Any update on this? We are also facing a lot of unstarted runners...
@farvour do you plan to do a PR or is there a way to apply your solution on our side?
Thank you!
We're also experiencing this, requiring periodic manual re-run of our CI jobs.
A timeout of 5 minutes is exceeded
This error usually means that your new EC2 runner can not communicate to GitHub and registers itself as a new runner. Based on the tests, 5 minutes is more than enough for the EC2 runner to be able to register itself.
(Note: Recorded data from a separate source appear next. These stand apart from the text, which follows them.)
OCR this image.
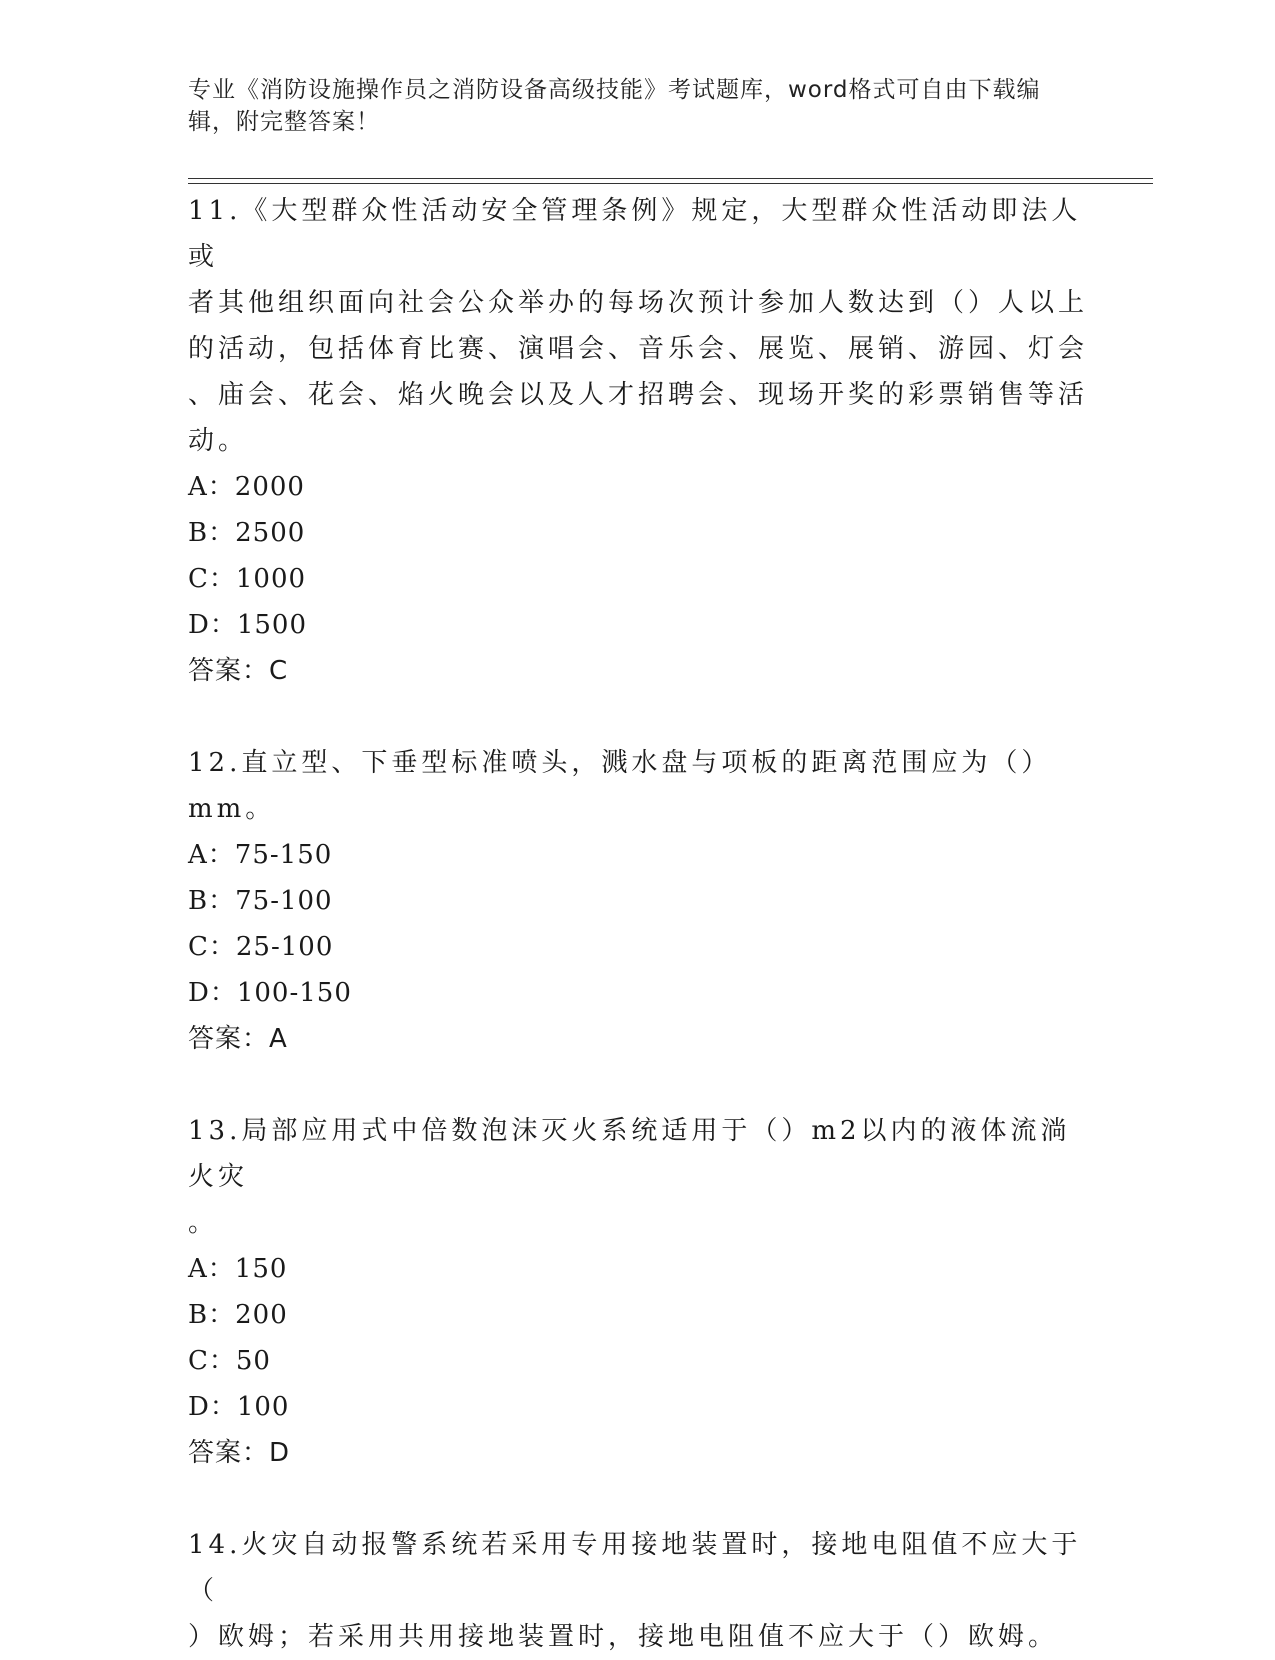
专业《消防设施操作员之消防设备高级技能》考试题库，word格式可自由下载编
辑，附完整答案！

11.《大型群众性活动安全管理条例》规定，大型群众性活动即法人或

者其他组织面向社会公众举办的每场次预计参加人数达到（）人以上

的活动，包括体育比赛、演唱会、音乐会、展览、展销、游园、灯会

、庙会、花会、焰火晚会以及人才招聘会、现场开奖的彩票销售等活

动。

A：2000

B：2500

C：1000

D：1500

答案：C

12.直立型、下垂型标准喷头，溅水盘与项板的距离范围应为（）mm。

A：75-150

B：75-100

C：25-100

D：100-150

答案：A

13.局部应用式中倍数泡沫灭火系统适用于（）m2以内的液体流淌火灾

。

A：150

B：200

C：50

D：100

答案：D

14.火灾自动报警系统若采用专用接地装置时，接地电阻值不应大于（

）欧姆；若采用共用接地装置时，接地电阻值不应大于（）欧姆。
So I recommend double-checking if the outbound traffic on port 443 is always opened for your EC2 runner.
If that does not help, I have to ask you to provide more information about your action configuration and the AWS infrastructure setup to help you with the issue.
A timeout of 5 minutes is exceeded
This error usually means that your new EC2 runner can not communicate to GitHub and registers itself as a new runner. Based on the tests, 5 minutes is more than enough for the EC2 runner to be able to register itself. So I recommend double-checking if the outbound traffic on port 443 is always opened for your EC2 runner.
If that does not help, I have to ask you to provide more information about your action configuration and the AWS infrastructure setup to help you with the issue.
I'll have to do some probing to see what's going on with 443 traffic however some observations which may be relevant are:
-
For successful registrations (under 5 minutes) the distribution of time it takes is pretty wide. Not sure why, but I get a decent number of registrations that occur around the 4-5 minute mark. Others occur almost immediately. This seems independent of how long it takes for the instance to reach an "OK" status reported via
aws ec2 describe-instance-status. -
None of my other EC2 instances instances in this subnet have any obvious networking issues. All my security policies are fully open in the outbound direction.
I'm using a t3.mini instance with an AMI based on bare Ubuntu 20.04, then prepared with the apt equivalent of the README instructions, and nothing else done to it.
Hi, I think this might be the same issue where the hostname is used as runner name, and hostnames are reused between instances: https://github.com/machulav/ec2-github-runner/issues/128
Maybe using the --replace option is a good idea though!